Espelho de um povo
Numa altura em que todos se entretêm em lucubrações sortidas e normalmente maledicentes sobre a nossa classe política, ainda não vi nenhuma reflexão sobre o que me pareceria evidente: que os políticos que temos são o retrato do país que somos e que continuaremos a ser enquanto todos nós, como sociedade, não evoluirmos comportamentos diferentes.
O que me aconteceu hoje de manhã - e me deixou profundamente irritada - exemplifica porque razão urge essa reflexão. O equipamento que há cerca de um ano ando a tentar comprar, chegou ontem à noite, finalmente, ao aeroporto. A nossa legislação concede franquia aduaneira na compra de materiais destinados a investigação científica - e eu sou portadora de uma declaração da Direcção-Geral das Alfândegas afirmando isso mesmo para este equipamento em particular. Depois de informada pelos serviços adequados do que necessitava fazer, dirigi-me cerca das 9 h para o terminal de carga do aeroporto, munida de toda a documentação necessária, para levantar o equipamento. No Edifício 133, depois de pagar 12 euros, muito rapidamente fiquei portadora de um dos dois documentos em falta, a carta de porte. Faltava-me apenas um, que me informaram ser tão rápido e fácil de obter quanto aquele, que me seria fornecido no edíficio ao lado, o 134, onde funciona a alfândega - e onde estão instalados os despachantes.

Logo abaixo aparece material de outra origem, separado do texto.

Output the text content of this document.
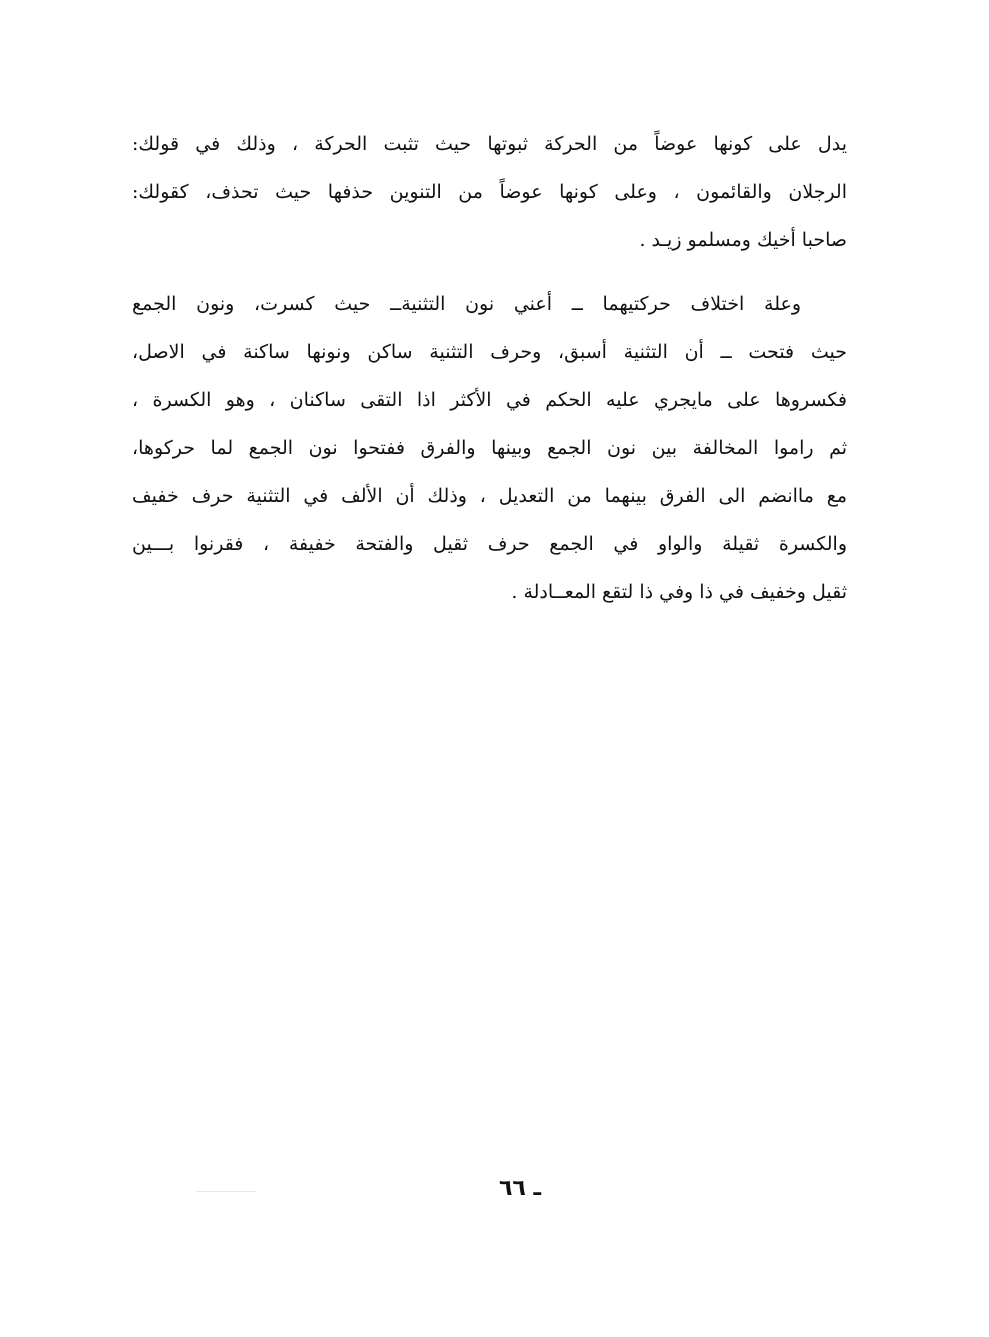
يدل على كونها عوضاً من الحركة ثبوتها حيث تثبت الحركة ، وذلك في قولك:
الرجلان والقائمون ، وعلى كونها عوضاً من التنوين حذفها حيث تحذف، كقولك:
صاحبا أخيك ومسلمو زيـد .

وعلة اختلاف حركتيهما ــ أعني نون التثنيةــ حيث كسرت، ونون الجمع
حيث فتحت ــ أن التثنية أسبق، وحرف التثنية ساكن ونونها ساكنة في الاصل،
فكسروها على مايجري عليه الحكم في الأكثر اذا التقى ساكنان ، وهو الكسرة ،
ثم راموا المخالفة بين نون الجمع وبينها والفرق ففتحوا نون الجمع لما حركوها،
مع ماانضم الى الفرق بينهما من التعديل ، وذلك أن الألف في التثنية حرف خفيف
والكسرة ثقيلة والواو في الجمع حرف ثقيل والفتحة خفيفة ، فقرنوا بـــين
ثقيل وخفيف في ذا وفي ذا لتقع المعــادلة .

ـ ٦٦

De facto, a coisa parecia estar a correr rapida e facilmente até o preço do equipamento vir ao barulho. Aí, a funcionária, inenarrável, que me atendia mudou o discurso e o procedimento passou a assumir uma complexidade tal que a senhora precisou, subitamente, ir investigar os trâmites necessários.
Ao fim de uma hora de seca, informou-me muito atabalhoadamente que, por razões de estatística (!?), eu precisava preencher um documento único, um tal de DU, de tal forma complexo que o melhor era ser um profissional, um despachante ali mesmo ao lado, a preenchê-lo. Só depois de eu ter exigido falar com a directora de serviço, a senhora muito corada, me indicou onde eu podia comprar o tal DU (que estou a preencher neste momento com a ajuda de colegas meus que passaram por pesadelos semelhantes). Toda a conversa decorreu nuns moldes tais que foi claro, quer para mim quer para o funcionário do Técnico que me acompanhava, aquilo que a senhora, ainda muito corada, negou às secretárias da directora: que me estava a empurrar para um despachante - o mesmo que depois lhe entregaria a tal DU complicadérrima já que é ela que trata deste tipo de coisas isentas.
Não há nada na lei que obrigue ser um despachante a levantar qualquer coisa da alfândega nem, estranhamente, parece haver uma tabela fixa para o serviço. No meu caso, aquilo por que paguei 15 euros, mais concretamente 14,95 euros, andei entretida nestes meses de espera a tentar saber quanto custaria se fosse um despachante a fazer. O preço que me foi pedido oscilou entre 7200 euros, isso, sete mil e duzentos euros, e «alguns centenas de euros, só na altura se pode dizer». Não faço ideia quanto me seria cobrado pelo tal despachante ali mesmo ao lado mas seria certamente muito, mas muito mais do que os 15 euros que custam os dois documentos necessários.
Coisas destas acontecem em todo o lado, procedimentos que são baratos e deveriam ser simples e automáticos assumem, na boca de funcionários de serviços sortidos, complexidades inexplicáveis (e inexistentes ou que eles mesmos criam) que só podem ser resolvidas por meia dúzia de eleitos iluminados que se fazem cobrar bem pelo serviço.
Não percebo nada de direito e portanto não sei se isto configura algo ilegal mas parece-me que esta anormalidade instalada é muito propícia a corrupçõezinhas sortidas, daquelas que não fazem manchetes de jornais mas que mancham inexoravelmente um povo complacente com este estado de coisas. Enquanto o tolerarmos, este estado de coisas, e não recusarmos sermos cúmplices delas, não temos, penso eu, autoridade moral para nos indignarmos com coisas que são, na essência, igualzinhas. Dá trabalho e maçada, eu sei, mas aceitar comportamentos destes só porque generalizados ao nível do manga de alpaca é, outra vez para mim, a banalização do mal de que depois nos queixamos.